Kuroda's dilemma runs deep. The hit to exports from a strong yen, and slumping imported fuel costs, will force the BOJ to slash its inflation forecasts and delay the timing for hitting its 2 percent target, sources have told Reuters.
With household and corporate inflation expectations also weakening, failing to act now could create doubt among market participants over the BOJ's determination to eradicate deflation, analysts say.
"The fundamental case for additional BOJ easing remains strong as underlying inflation trends continue to deteriorate," said Izumi Devalier, an economist at HSBC.
At the same time, the BOJ's dwindling policy tool-kit may mean it could struggle to deliver measures bold enough to surprise markets, which have already priced in the chance of policy action.
"The longer it takes to hit 2 percent inflation, the harder it becomes for the BOJ to overwhelm market expectations and get the 'shock' effect," said Yasuhide Yajima, chief economist at NLI Research Institute.
"If Kuroda were to ease, it will be the first time he will be forced into doing so by markets demanding action ... That would hurt his credibility."
Markets have been divided on whether the BOJ will ease at the two-day rate review ending on Thursday, though an increasing number of investors have been shifting their bets to favour monetary action.
Under the current framework, the BOJ pledges to increase base money at an annual pace of 80 trillion yen ($721 billion) through purchases of government bonds and risky assets. It also applies a 0.1 percent negative rate to a portion of excess reserves financial institutions park with the BOJ.
Any easing is likely to focus on expanding purchases of risky assets such as exchange-traded funds (ETF), though BOJ officials have said they can combine such an expansion with more government bond buying and another rate cut.
Some market players believe the BOJ may apply negative rates to its loan programmes, or expand a lending scheme to assist banks operating in areas hit by this month's deadly quakes in southern Japan.

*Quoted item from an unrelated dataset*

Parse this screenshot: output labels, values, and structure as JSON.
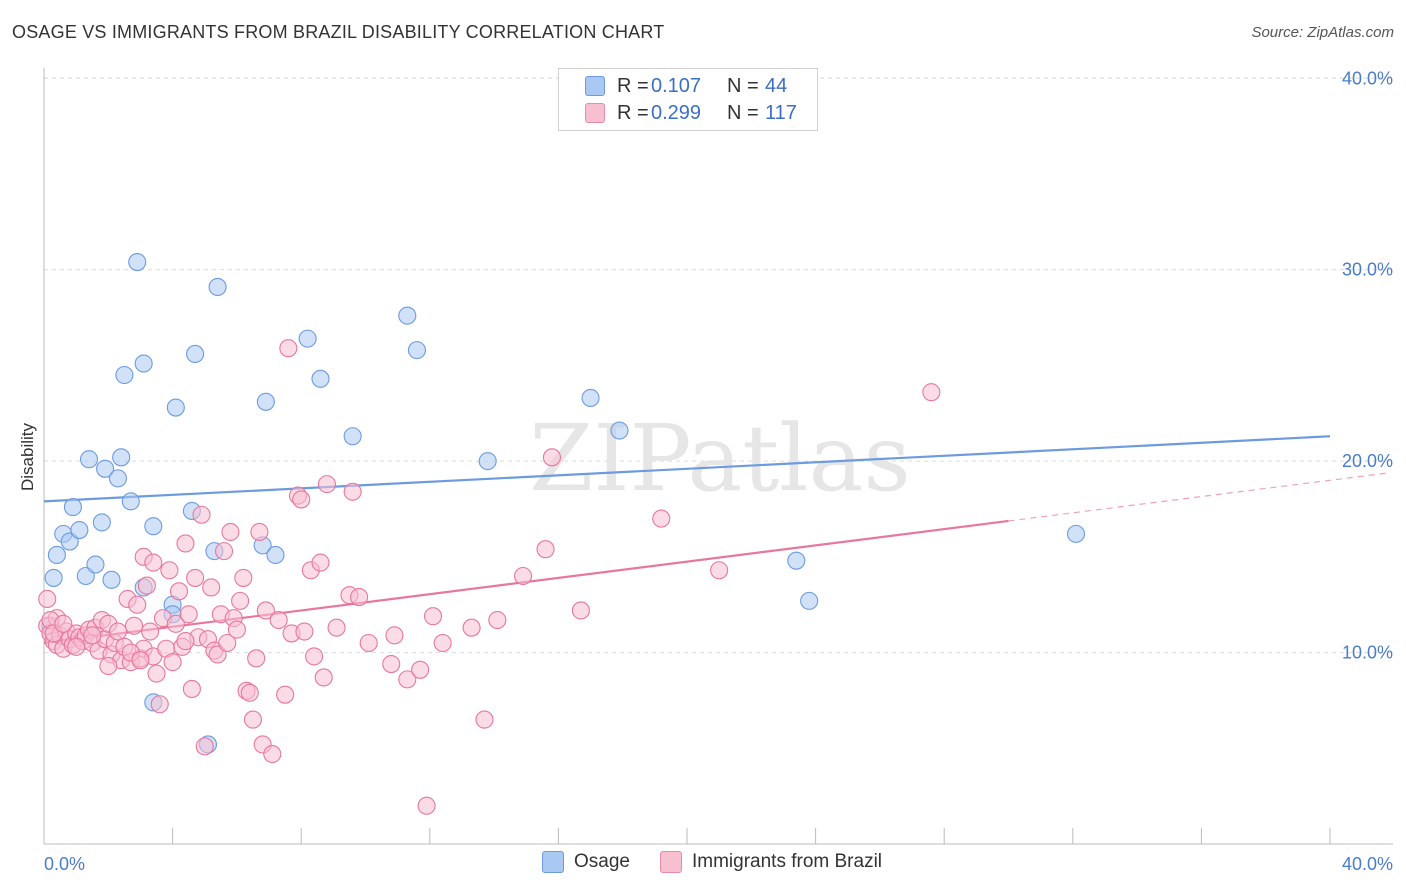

The BOJ will likely describe such steps as a fine-tuning of its policy framework rather than full-blown monetary easing.
The BOJ stunned markets in January by adding negative rates to its massive asset-buying programme to prevent external headwinds from threatening the achievement of its price goal.
But January's move has failed to boost stock prices or arrest an unwelcome yen rise, keeping the BOJ under pressure to do more to revive an economy verging on recession.